TxCell développe exclusivement des cellules T régulatrices spécifiques d’un seul antigène.

Comme indiqué ci-dessous, notre procédé démarre par un simple prélèvement de sang.

À partir de cet échantillon de sang, nous produisons des cellules Treg spécifiques de l’antigène choisi. Ces cellules sont alors multipliées avant de les réinjecter au patient.

Notre plateforme pourrait permettre de traiter un large éventail de maladies inflammatoires et auto-immunes graves et présentant des besoins médicaux non satisfaits. TxCell cible actuellement différentes pathologies dont le rejet de greffe, la sclérose en plaques, les maladies inflammatoires chroniques intestinales telles que la maladie de Crohn, le lupus rénal, et les maladies de la peau telles que la pemphigoïde bulleuse.

Les produits de thérapie cellulaire développés par TxCell se composent de cellules T régulatrices modifiées génétiquement avec un récepteur à l'antigène chimérique (récepteur CAR). On les appelle des cellules CAR-Treg.

La spécificité antigénique provient du récepteur CAR comme illustré ci-dessous.

Après leur isolation à partir de sang périphérique du patient, les cellules Treg sont génétiquement modifiées par transduction de gènes codant pour des récepteurs chimériques spécifiques d’antigènes (CAR pour Chimeric Antigen Receptor). Les CARs introduits dans les cellules Treg sont conçus pour permettre leur activation par la reconnaissance d’une protéine présente dans les tissus inflammatoires et donc permettent de moduler la réaction immunitaire chez les patients souffrant de maladies auto-immunes et inflammatoires chroniques.

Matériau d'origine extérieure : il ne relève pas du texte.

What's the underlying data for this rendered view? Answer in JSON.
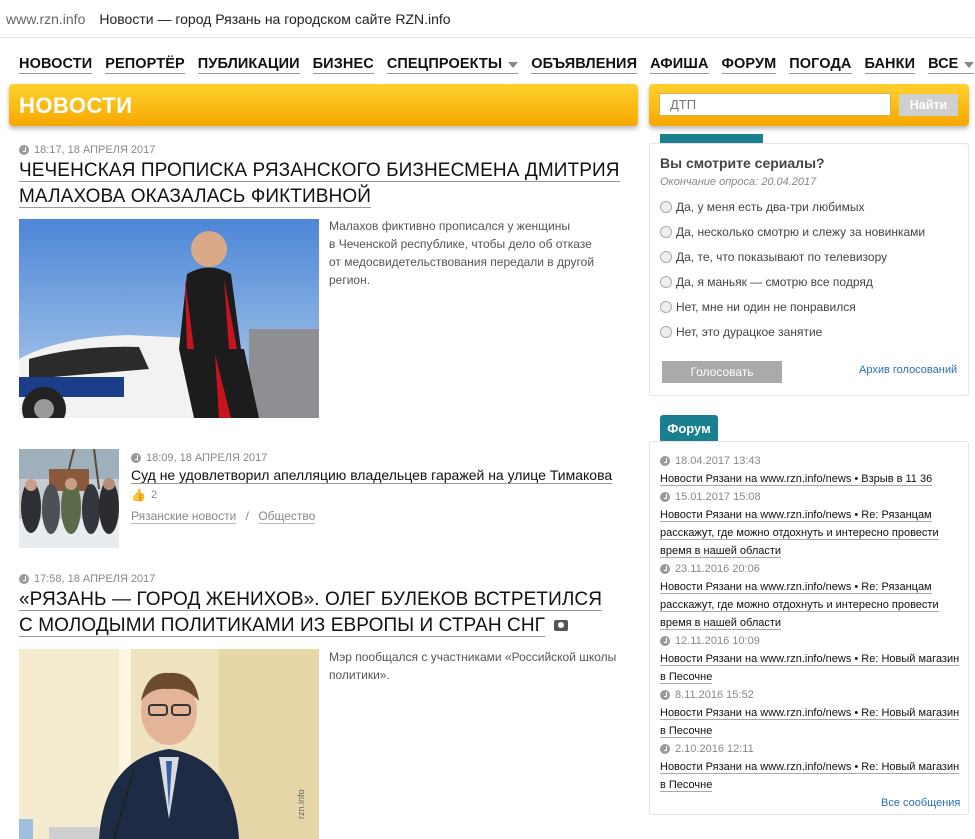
{
  "titlebar": {
    "host": "www.rzn.info",
    "title": "Новости — город Рязань на городском сайте RZN.info"
  },
  "nav": [
    "НОВОСТИ",
    "РЕПОРТЁР",
    "ПУБЛИКАЦИИ",
    "БИЗНЕС",
    "СПЕЦПРОЕКТЫ",
    "ОБЪЯВЛЕНИЯ",
    "АФИША",
    "ФОРУМ",
    "ПОГОДА",
    "БАНКИ",
    "ВСЕ"
  ],
  "section_title": "НОВОСТИ",
  "search": {
    "placeholder": "ДТП",
    "button": "Найти"
  },
  "articles": [
    {
      "time": "18:17, 18 АПРЕЛЯ 2017",
      "title_line1": "ЧЕЧЕНСКАЯ ПРОПИСКА РЯЗАНСКОГО БИЗНЕСМЕНА ДМИТРИЯ",
      "title_line2": "МАЛАХОВА ОКАЗАЛАСЬ ФИКТИВНОЙ",
      "lead_lines": [
        "Малахов фиктивно прописался у женщины",
        "в Чеченской республике, чтобы дело об отказе",
        "от медосвидетельствования передали в другой",
        "регион."
      ]
    },
    {
      "time": "18:09, 18 АПРЕЛЯ 2017",
      "title": "Суд не удовлетворил апелляцию владельцев гаражей на улице Тимакова",
      "likes": "2",
      "tag1": "Рязанские новости",
      "sep": "/",
      "tag2": "Общество"
    },
    {
      "time": "17:58, 18 АПРЕЛЯ 2017",
      "title_line1": "«РЯЗАНЬ — ГОРОД ЖЕНИХОВ». ОЛЕГ БУЛЕКОВ ВСТРЕТИЛСЯ",
      "title_line2": "С МОЛОДЫМИ ПОЛИТИКАМИ ИЗ ЕВРОПЫ И СТРАН СНГ",
      "lead_lines": [
        "Мэр пообщался с участниками «Российской школы",
        "политики»."
      ],
      "watermark": "rzn.info"
    }
  ],
  "poll": {
    "question": "Вы смотрите сериалы?",
    "end": "Окончание опроса: 20.04.2017",
    "options": [
      "Да, у меня есть два-три любимых",
      "Да, несколько смотрю и слежу за новинками",
      "Да, те, что показывают по телевизору",
      "Да, я маньяк — смотрю все подряд",
      "Нет, мне ни один не понравился",
      "Нет, это дурацкое занятие"
    ],
    "vote": "Голосовать",
    "archive": "Архив голосований"
  },
  "forum": {
    "tab": "Форум",
    "items": [
      {
        "time": "18.04.2017 13:43",
        "lines": [
          "Новости Рязани на www.rzn.info/news • Взрыв в 11 36"
        ]
      },
      {
        "time": "15.01.2017 15:08",
        "lines": [
          "Новости Рязани на www.rzn.info/news • Re: Рязанцам",
          "расскажут, где можно отдохнуть и интересно провести",
          "время в нашей области"
        ]
      },
      {
        "time": "23.11.2016 20:06",
        "lines": [
          "Новости Рязани на www.rzn.info/news • Re: Рязанцам",
          "расскажут, где можно отдохнуть и интересно провести",
          "время в нашей области"
        ]
      },
      {
        "time": "12.11.2016 10:09",
        "lines": [
          "Новости Рязани на www.rzn.info/news • Re: Новый магазин",
          "в Песочне"
        ]
      },
      {
        "time": "8.11.2016 15:52",
        "lines": [
          "Новости Рязани на www.rzn.info/news • Re: Новый магазин",
          "в Песочне"
        ]
      },
      {
        "time": "2.10.2016 12:11",
        "lines": [
          "Новости Рязани на www.rzn.info/news • Re: Новый магазин",
          "в Песочне"
        ]
      }
    ],
    "all": "Все сообщения"
  }
}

TxCell a déjà lancé plus d’une dizaine de nouveaux programmes CAR Treg. Dans un premier temps, TxCell concentre ses ressources sur 4 à 5 programmes CAR-Treg, dans différentes indications dont le rejet de greffet, la sclérose en plaques, le lupus rénal et la pemphigoïde bulleuse.

Les objectifs de TxCell sont les suivants : premièrement, générer de nouvelles données de preuve de concept précliniques régulièrement, et, deuxièmement, démarrer au moins une première étude clinique chez l’homme d’ici fin 2018. Certains de ces programmes seront développés en collaboration avec des laboratoires académiques internationaux de renom, à l’image des collaborations démarrées en 2016 avec l’Université de Colombie-Britannique (UBC) au Canade, l’Ospedale San Raffaele (OSR) en Italie et le Lübeck Institute of Experimental Dermatology (LIED) en Allemagne.